Carragher uważa jednak, że Manchester United słusznie postąpił, nie pozyskując napastnika. Jednym z powodów jest agent Haalanda, czyli Mino Raiola - jest on agentem Paula Pogby i jego wypowiedzi niejednokrotnie przysparzają problemów klubowi. - Według mnie wielu ludzi w United zacznie wypowiadać się bardziej swobodnie, gdy Pogba opuści klub - pisze Carragher, który uważa, że Raiola znakomicie dba o interesy swoich piłkarzy, ale generuje zbyt wiele tarć w klubie. Zwraca uwagę na to, że rola agentów znacznie wzrosła w ostatnich latach.
- Nie mogę pozbyć się wrażenia, że gdyby Haaland był reprezentowany przez kogoś innego, to mógłby trafić na Old Trafford. Może wygląda to tak, jakby Norweg był transakcją stulecia dla Borussii Dortmund. Ale to nie znaczy, że jego pozyskanie opłacałoby się Manchesterowi - podsumowuje Carragher.

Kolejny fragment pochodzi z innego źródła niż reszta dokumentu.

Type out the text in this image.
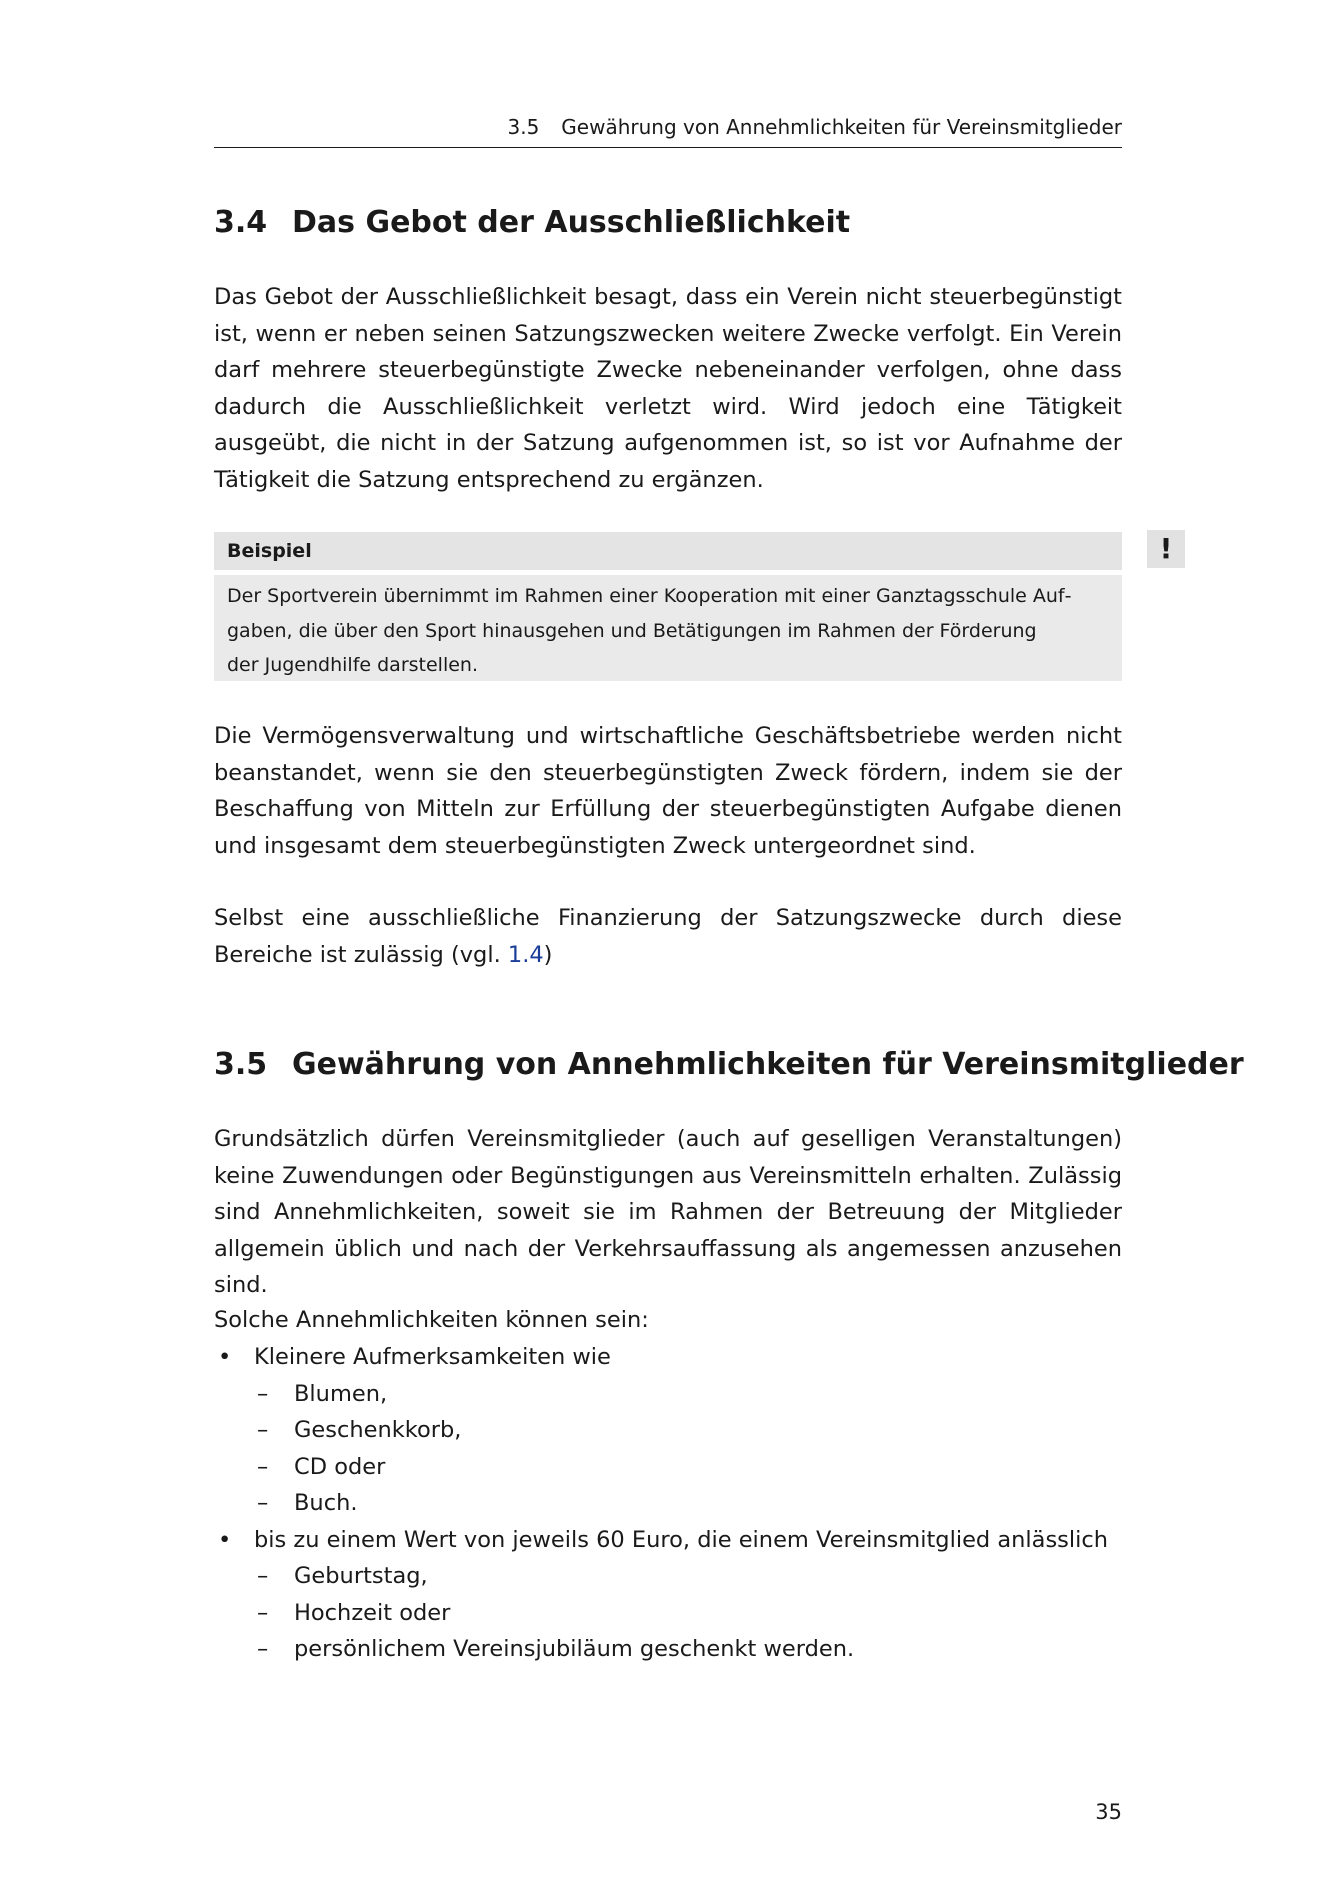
3.5 Gewährung von Annehmlichkeiten für Vereinsmitglieder
3.4 Das Gebot der Ausschließlichkeit

Das Gebot der Ausschließlichkeit besagt, dass ein Verein nicht steuerbegünstigt ist, wenn er neben seinen Satzungszwecken weitere Zwecke verfolgt. Ein Verein darf mehrere steuerbegünstigte Zwecke nebeneinander verfolgen, ohne dass dadurch die Ausschließlichkeit verletzt wird. Wird jedoch eine Tätigkeit ausgeübt, die nicht in der Satzung aufgenommen ist, so ist vor Aufnahme der Tätigkeit die Satzung entsprechend zu ergänzen.

Beispiel
Der Sportverein übernimmt im Rahmen einer Kooperation mit einer Ganztagsschule Aufgaben, die über den Sport hinausgehen und Betätigungen im Rahmen der Förderung der Jugendhilfe darstellen.
!

Die Vermögensverwaltung und wirtschaftliche Geschäftsbetriebe werden nicht beanstandet, wenn sie den steuerbegünstigten Zweck fördern, indem sie der Beschaffung von Mitteln zur Erfüllung der steuerbegünstigten Aufgabe dienen und insgesamt dem steuerbegünstigten Zweck untergeordnet sind.

Selbst eine ausschließliche Finanzierung der Satzungszwecke durch diese Bereiche ist zulässig (vgl. 1.4)

3.5 Gewährung von Annehmlichkeiten für Vereinsmitglieder

Grundsätzlich dürfen Vereinsmitglieder (auch auf geselligen Veranstaltungen) keine Zuwendungen oder Begünstigungen aus Vereinsmitteln erhalten. Zulässig sind Annehmlichkeiten, soweit sie im Rahmen der Betreuung der Mitglieder allgemein üblich und nach der Verkehrsauffassung als angemessen anzusehen sind.

Solche Annehmlichkeiten können sein:

• Kleinere Aufmerksamkeiten wie
– Blumen,
– Geschenkkorb,
– CD oder
– Buch.
• bis zu einem Wert von jeweils 60 Euro, die einem Vereinsmitglied anlässlich
– Geburtstag,
– Hochzeit oder
– persönlichem Vereinsjubiläum geschenkt werden.
35
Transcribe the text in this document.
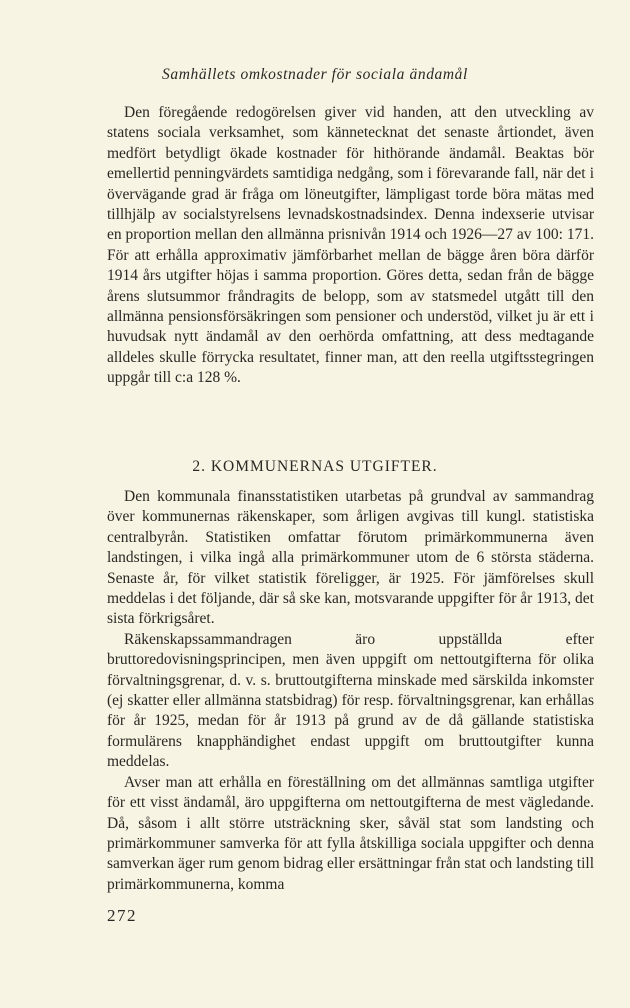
Samhällets omkostnader för sociala ändamål

Den föregående redogörelsen giver vid handen, att den utveckling av statens sociala verksamhet, som kännetecknat det senaste årtiondet, även medfört betydligt ökade kostnader för hithörande ändamål. Beaktas bör emellertid penningvärdets samtidiga nedgång, som i förevarande fall, när det i övervägande grad är fråga om löneutgifter, lämpligast torde böra mätas med tillhjälp av socialstyrelsens levnadskostnadsindex. Denna indexserie utvisar en proportion mellan den allmänna prisnivån 1914 och 1926—27 av 100: 171. För att erhålla approximativ jämförbarhet mellan de bägge åren böra därför 1914 års utgifter höjas i samma proportion. Göres detta, sedan från de bägge årens slutsummor fråndragits de belopp, som av statsmedel utgått till den allmänna pensionsförsäkringen som pensioner och understöd, vilket ju är ett i huvudsak nytt ändamål av den oerhörda omfattning, att dess medtagande alldeles skulle förrycka resultatet, finner man, att den reella utgiftsstegringen uppgår till c:a 128 %.

2. KOMMUNERNAS UTGIFTER.

Den kommunala finansstatistiken utarbetas på grundval av sammandrag över kommunernas räkenskaper, som årligen avgivas till kungl. statistiska centralbyrån. Statistiken omfattar förutom primärkommunerna även landstingen, i vilka ingå alla primärkommuner utom de 6 största städerna. Senaste år, för vilket statistik föreligger, är 1925. För jämförelses skull meddelas i det följande, där så ske kan, motsvarande uppgifter för år 1913, det sista förkrigsåret.

Räkenskapssammandragen äro uppställda efter bruttoredovisningsprincipen, men även uppgift om nettoutgifterna för olika förvaltningsgrenar, d. v. s. bruttoutgifterna minskade med särskilda inkomster (ej skatter eller allmänna statsbidrag) för resp. förvaltningsgrenar, kan erhållas för år 1925, medan för år 1913 på grund av de då gällande statistiska formulärens knapphändighet endast uppgift om bruttoutgifter kunna meddelas.

Avser man att erhålla en föreställning om det allmännas samtliga utgifter för ett visst ändamål, äro uppgifterna om nettoutgifterna de mest vägledande. Då, såsom i allt större utsträckning sker, såväl stat som landsting och primärkommuner samverka för att fylla åtskilliga sociala uppgifter och denna samverkan äger rum genom bidrag eller ersättningar från stat och landsting till primärkommunerna, komma

272
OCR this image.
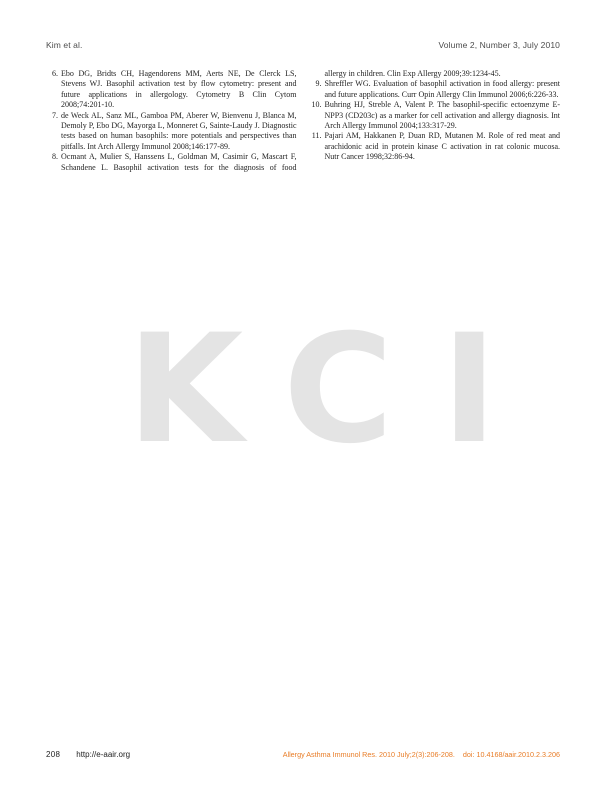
Kim et al.	Volume 2, Number 3, July 2010
6. Ebo DG, Bridts CH, Hagendorens MM, Aerts NE, De Clerck LS, Stevens WJ. Basophil activation test by flow cytometry: present and future applications in allergology. Cytometry B Clin Cytom 2008;74:201-10.
7. de Weck AL, Sanz ML, Gamboa PM, Aberer W, Bienvenu J, Blanca M, Demoly P, Ebo DG, Mayorga L, Monneret G, Sainte-Laudy J. Diagnostic tests based on human basophils: more potentials and perspectives than pitfalls. Int Arch Allergy Immunol 2008;146:177-89.
8. Ocmant A, Mulier S, Hanssens L, Goldman M, Casimir G, Mascart F, Schandene L. Basophil activation tests for the diagnosis of food
allergy in children. Clin Exp Allergy 2009;39:1234-45.
9. Shreffler WG. Evaluation of basophil activation in food allergy: present and future applications. Curr Opin Allergy Clin Immunol 2006;6:226-33.
10. Buhring HJ, Streble A, Valent P. The basophil-specific ectoenzyme E-NPP3 (CD203c) as a marker for cell activation and allergy diagnosis. Int Arch Allergy Immunol 2004;133:317-29.
11. Pajari AM, Hakkanen P, Duan RD, Mutanen M. Role of red meat and arachidonic acid in protein kinase C activation in rat colonic mucosa. Nutr Cancer 1998;32:86-94.
K C I
208 http://e-aair.org	Allergy Asthma Immunol Res. 2010 July;2(3):206-208. doi: 10.4168/aair.2010.2.3.206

- Szefowie BVB podeszli do mnie bezpośrednio. Powiedzieli, że potrzebują mnie w ataku, lubią mój styl gry i chcą, abym był razem z nimi. Podobało mi się to, jak wtedy ze mną rozmawiali i to mnie skłoniło do podpisania kontraktu. Czułem, że dobrze się dogadujemy - przyznał 19-latek. - Teraz muszę poznać kolegów z drużyny i ciężko trenować. Zobaczymy, czy jestem wystarczająco dobry. Oczywiście chcę grać i wiem, że mam coś do zaoferowania zespołowi. To mój główny cel - tłumaczył swój transfer Haaland.